Outro diferencial está na formação internacional. Em países mais industrializados, é comum que profissionais tenham fluência em outros idiomas e experiências no exterior, o que amplia sua empregabilidade. O Brasil avança em parcerias entre empresas e instituições de ensino, mas ainda precisa consolidar esse modelo de forma mais ampla para reduzir o déficit de mão de obra qualificada.
BA – A falta de atração é um problema que afeta também o setor de reposição automotiva? E quais dicas podemos dar para as empresas posicionarem a sua proposta de valor e atrair talentos?
CR – A indústria automotiva, em todas as suas verticais, sente a necessidade de se posicionar como um setor moderno, inovador e alinhado às pautas de sustentabilidade, propósito e flexibilidade. Para atrair talentos, especialmente os mais jovens, é preciso ir além do pacote tradicional de remuneração e reforçar a proposta de valor empregadora. Hoje, o segmento automotivo compete com diversos outros setores e sente a necessidade de pensar na atração de talentos de uma forma mais holística.
Algumas frentes tendem a ser determinantes, como comunicar propósito e inovação de forma clara; investir em desenvolvimento contínuo e trilhas de carreira estruturadas; destacar benefícios ligados à qualidade de vida e criar experiências digitais já no processo seletivo.

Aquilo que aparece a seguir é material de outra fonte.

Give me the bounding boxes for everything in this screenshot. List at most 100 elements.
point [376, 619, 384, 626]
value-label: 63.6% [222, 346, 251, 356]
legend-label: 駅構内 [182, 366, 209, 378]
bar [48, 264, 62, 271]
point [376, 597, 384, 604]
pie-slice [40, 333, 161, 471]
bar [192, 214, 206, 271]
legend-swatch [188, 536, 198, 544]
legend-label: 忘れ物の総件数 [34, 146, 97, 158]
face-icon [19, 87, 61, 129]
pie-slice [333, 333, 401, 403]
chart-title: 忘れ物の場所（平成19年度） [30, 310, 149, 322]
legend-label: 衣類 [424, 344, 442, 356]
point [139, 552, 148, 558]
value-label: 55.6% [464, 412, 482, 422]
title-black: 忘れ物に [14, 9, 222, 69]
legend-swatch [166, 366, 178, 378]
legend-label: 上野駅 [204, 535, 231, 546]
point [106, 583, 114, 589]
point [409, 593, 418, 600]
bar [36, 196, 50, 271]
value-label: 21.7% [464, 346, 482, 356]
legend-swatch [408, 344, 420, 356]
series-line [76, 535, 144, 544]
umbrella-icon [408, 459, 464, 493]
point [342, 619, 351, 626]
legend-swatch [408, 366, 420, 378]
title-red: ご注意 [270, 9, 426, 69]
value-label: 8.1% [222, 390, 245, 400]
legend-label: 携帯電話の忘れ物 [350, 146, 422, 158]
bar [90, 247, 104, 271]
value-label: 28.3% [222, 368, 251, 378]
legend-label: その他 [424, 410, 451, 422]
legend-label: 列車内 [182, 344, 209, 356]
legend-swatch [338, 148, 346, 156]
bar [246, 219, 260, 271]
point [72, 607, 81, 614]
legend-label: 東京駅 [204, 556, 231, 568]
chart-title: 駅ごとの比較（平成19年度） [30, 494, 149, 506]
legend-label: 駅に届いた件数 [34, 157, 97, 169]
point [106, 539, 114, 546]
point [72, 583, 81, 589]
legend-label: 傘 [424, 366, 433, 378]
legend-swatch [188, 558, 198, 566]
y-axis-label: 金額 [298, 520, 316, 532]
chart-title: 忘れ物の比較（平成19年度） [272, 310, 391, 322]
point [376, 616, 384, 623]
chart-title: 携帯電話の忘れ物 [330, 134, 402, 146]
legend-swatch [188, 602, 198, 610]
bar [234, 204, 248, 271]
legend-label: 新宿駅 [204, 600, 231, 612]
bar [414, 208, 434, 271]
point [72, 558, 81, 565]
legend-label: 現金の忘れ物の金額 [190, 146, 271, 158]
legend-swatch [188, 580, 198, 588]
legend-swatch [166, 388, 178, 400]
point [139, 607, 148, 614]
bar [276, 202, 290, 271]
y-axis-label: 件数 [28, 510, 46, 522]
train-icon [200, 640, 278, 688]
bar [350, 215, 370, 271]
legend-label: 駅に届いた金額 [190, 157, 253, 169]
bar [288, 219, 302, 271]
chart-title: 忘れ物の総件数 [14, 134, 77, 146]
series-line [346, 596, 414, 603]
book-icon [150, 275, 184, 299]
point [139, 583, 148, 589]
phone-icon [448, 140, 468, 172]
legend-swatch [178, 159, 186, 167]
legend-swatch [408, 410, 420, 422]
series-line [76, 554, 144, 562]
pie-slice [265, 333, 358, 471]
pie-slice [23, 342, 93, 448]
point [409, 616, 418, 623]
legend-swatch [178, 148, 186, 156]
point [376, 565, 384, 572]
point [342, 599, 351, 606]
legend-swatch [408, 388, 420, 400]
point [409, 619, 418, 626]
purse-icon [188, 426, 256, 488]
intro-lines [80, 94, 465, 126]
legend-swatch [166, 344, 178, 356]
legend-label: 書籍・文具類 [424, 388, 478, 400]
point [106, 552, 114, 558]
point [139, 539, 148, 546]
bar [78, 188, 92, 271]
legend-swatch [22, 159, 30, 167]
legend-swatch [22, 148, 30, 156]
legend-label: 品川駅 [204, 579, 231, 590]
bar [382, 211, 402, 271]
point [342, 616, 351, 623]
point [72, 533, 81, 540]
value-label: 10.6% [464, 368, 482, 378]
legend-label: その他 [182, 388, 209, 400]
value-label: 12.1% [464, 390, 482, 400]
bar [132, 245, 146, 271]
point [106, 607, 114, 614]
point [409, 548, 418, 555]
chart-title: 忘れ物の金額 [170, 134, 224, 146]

Diversidade e inclusão também são pilares que ajudam a ampliar a atratividade e alinhar a cultura organizacional às expectativas das novas gerações.
BA – Para finalizar, teríamos um comparativo com a edição anterior do Panorama Setorial Automotivo para mostrarmos o que mais mudou?
CR – Essa é a primeira edição do nosso Panorama, mas já é possível observar tendências que se consolidaram nos últimos três a cinco anos. Com um aumento claro de negócios sendo desenvolvidos na cadeia, a eletrificação passou a gerar demanda concreta por novos perfis, como engenheiros de software, especialistas em baterias e profissionais com competências híbridas (como IA aplicada à engenharia).
A experiência do consumidor ganhou protagonismo, elevando a procura por perfis de UX/UI, HMI e ciência de dados aplicados à personalização. A lacuna entre exigência e oferta de talentos também ficou mais evidente, assim como a preocupação com a perda de conhecimento técnico pela aposentadoria de profissionais seniores. Isso levou empresas a priorizarem a transferência de know-how e o fortalecimento da marca empregadora, em um movimento evidente para se manterem competitivas ante a setores como tecnologia e energia.